Serum protein electrophoresis
Serum is the preferred sample for electrophoresis. Fibrinogen (in heparinized samples) produces a monoclonal peak in the b-region, which affects interpretation in plasma samples. We have established our own reference intervals for dogs, cats, horses, and cattle. Therefore, abnormal results in these species will be flagged. In addition, we always provide the electrophoretogram scan itself, not just the written report (click on the image below for examples).

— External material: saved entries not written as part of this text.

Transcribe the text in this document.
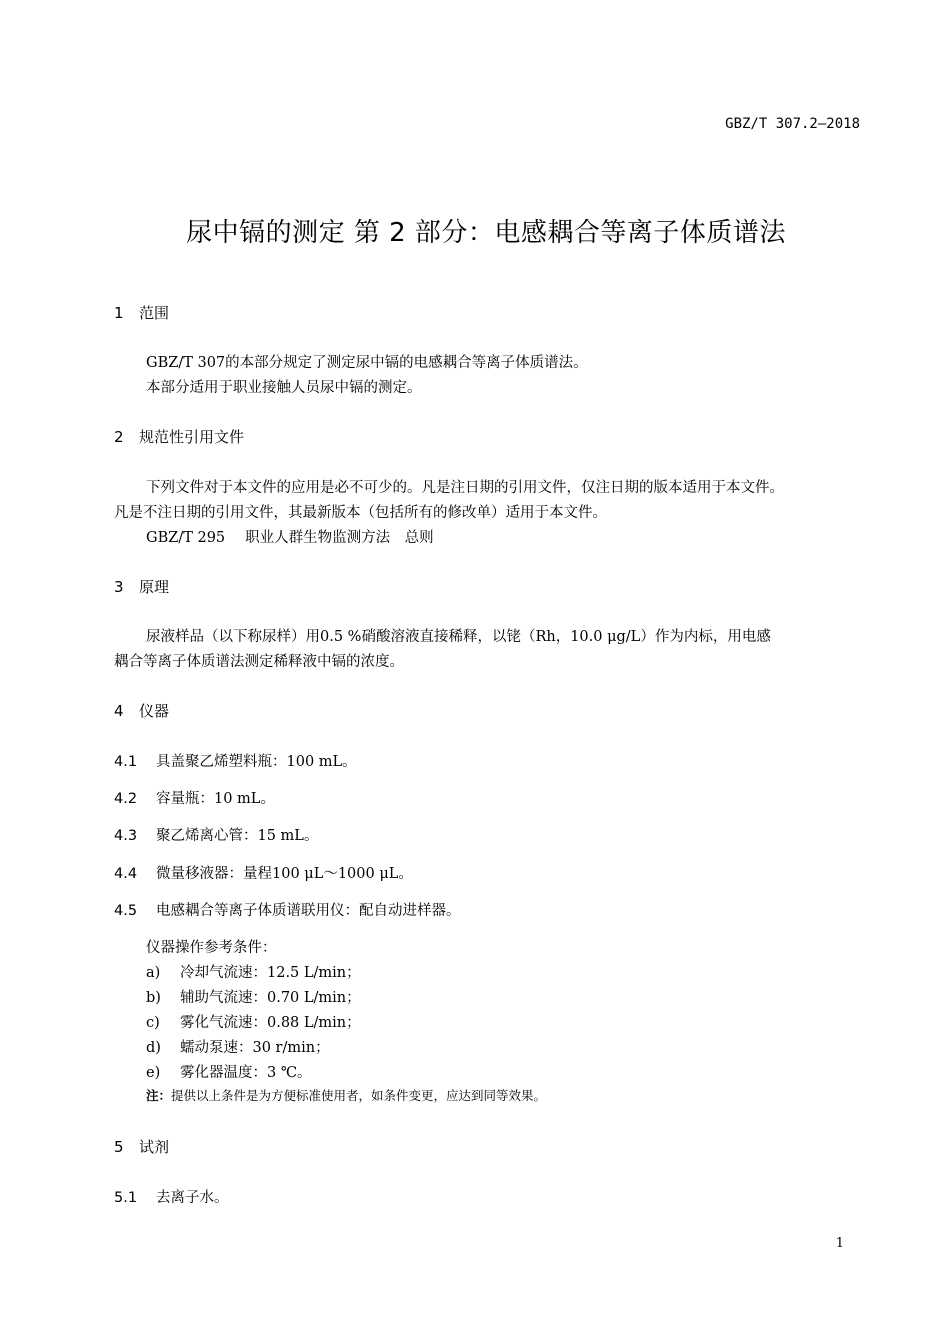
GBZ/T 307.2—2018
尿中镉的测定 第 2 部分：电感耦合等离子体质谱法
1 范围
GBZ/T 307的本部分规定了测定尿中镉的电感耦合等离子体质谱法。
本部分适用于职业接触人员尿中镉的测定。
2 规范性引用文件
下列文件对于本文件的应用是必不可少的。凡是注日期的引用文件，仅注日期的版本适用于本文件。
凡是不注日期的引用文件，其最新版本（包括所有的修改单）适用于本文件。
GBZ/T 295 职业人群生物监测方法　总则
3 原理
尿液样品（以下称尿样）用0.5 %硝酸溶液直接稀释，以铑（Rh，10.0 μg/L）作为内标，用电感
耦合等离子体质谱法测定稀释液中镉的浓度。
4 仪器
4.1 具盖聚乙烯塑料瓶：100 mL。
4.2 容量瓶：10 mL。
4.3 聚乙烯离心管：15 mL。
4.4 微量移液器：量程100 μL～1000 μL。
4.5 电感耦合等离子体质谱联用仪：配自动进样器。
仪器操作参考条件：
a) 冷却气流速：12.5 L/min；
b) 辅助气流速：0.70 L/min；
c) 雾化气流速：0.88 L/min；
d) 蠕动泵速：30 r/min；
e) 雾化器温度：3 ℃。
注：提供以上条件是为方便标准使用者，如条件变更，应达到同等效果。
5 试剂
5.1 去离子水。
1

Click on the image below, to obtain more information about the individual components of the electrophoretogram. Note that the ag in front of each test result indicates that agarose gel electrophoresis was performed on the sample.
 
 
 
Body fluid protein electrophoresis
Electrophoresis can be performed on body fluids, such as peritoneal fluid. This is usually done in cats with abdominal effusions to support the diagnosis of feline infectious peritonitis virus infection. In this disorder, an exudative effusion can develop in the abdomen. The electrophoretic characteristics of the fluid is similar to the serum results as the effusion is due to a vasculitis. Therefore, serum and fluid should be submitted concurrently for electrophoresis. Both usually show an increase in a-globulins (acute phase response) and a polyclonal gammopathy (broad-based increase in g-globulins). An increase in g-globulins in the fluid is quite specific for FIPV infection. Electrophoresis can also be done on CSF samples, however this is not done routinely because large volumes of CSF are required. The protein in CSF is usually too low to run on ELP without concentration. We need a minimum of 600 mg/dL of protein to perform electrophoresis. Concentrating CSF requires at least 5 to 10 ml of fluid, which cannot be obtained from many animals.   
 
 
Urine protein electrophoresis
Electrophoresis can be performed on urine, but similar to CSF, this requires concentrating because protein values are usually quite low in urine (we need a minimum of 600 mg/dL of protein to perform electrophoresis). Luckily, we can obtain sufficient urine (10 ml minimum) from most animals to perform electrophoresis. Electrophoresis on urine is the preferred technique for identification of Bence Jones proteins in patients with suspected multiple myeloma. It should always be done in conjunction with serum, so the results can be compared directly. Other people have performed urine electrophoresis to distinguish between hemoglobinuria and myoglobinuria (however the distinction is subjective and fraught with complications) and to gain insight on mechanisms of proteinuria.

Serum and urine electrophoretograms from a cat with multiple myeloma. A monoclonal peak
is seen in the g-region in serum. A similar monoclonal peak with little albumin is seen in urine.
This confirms Bence Jones proteinuria. The monoclonal protein was IgG.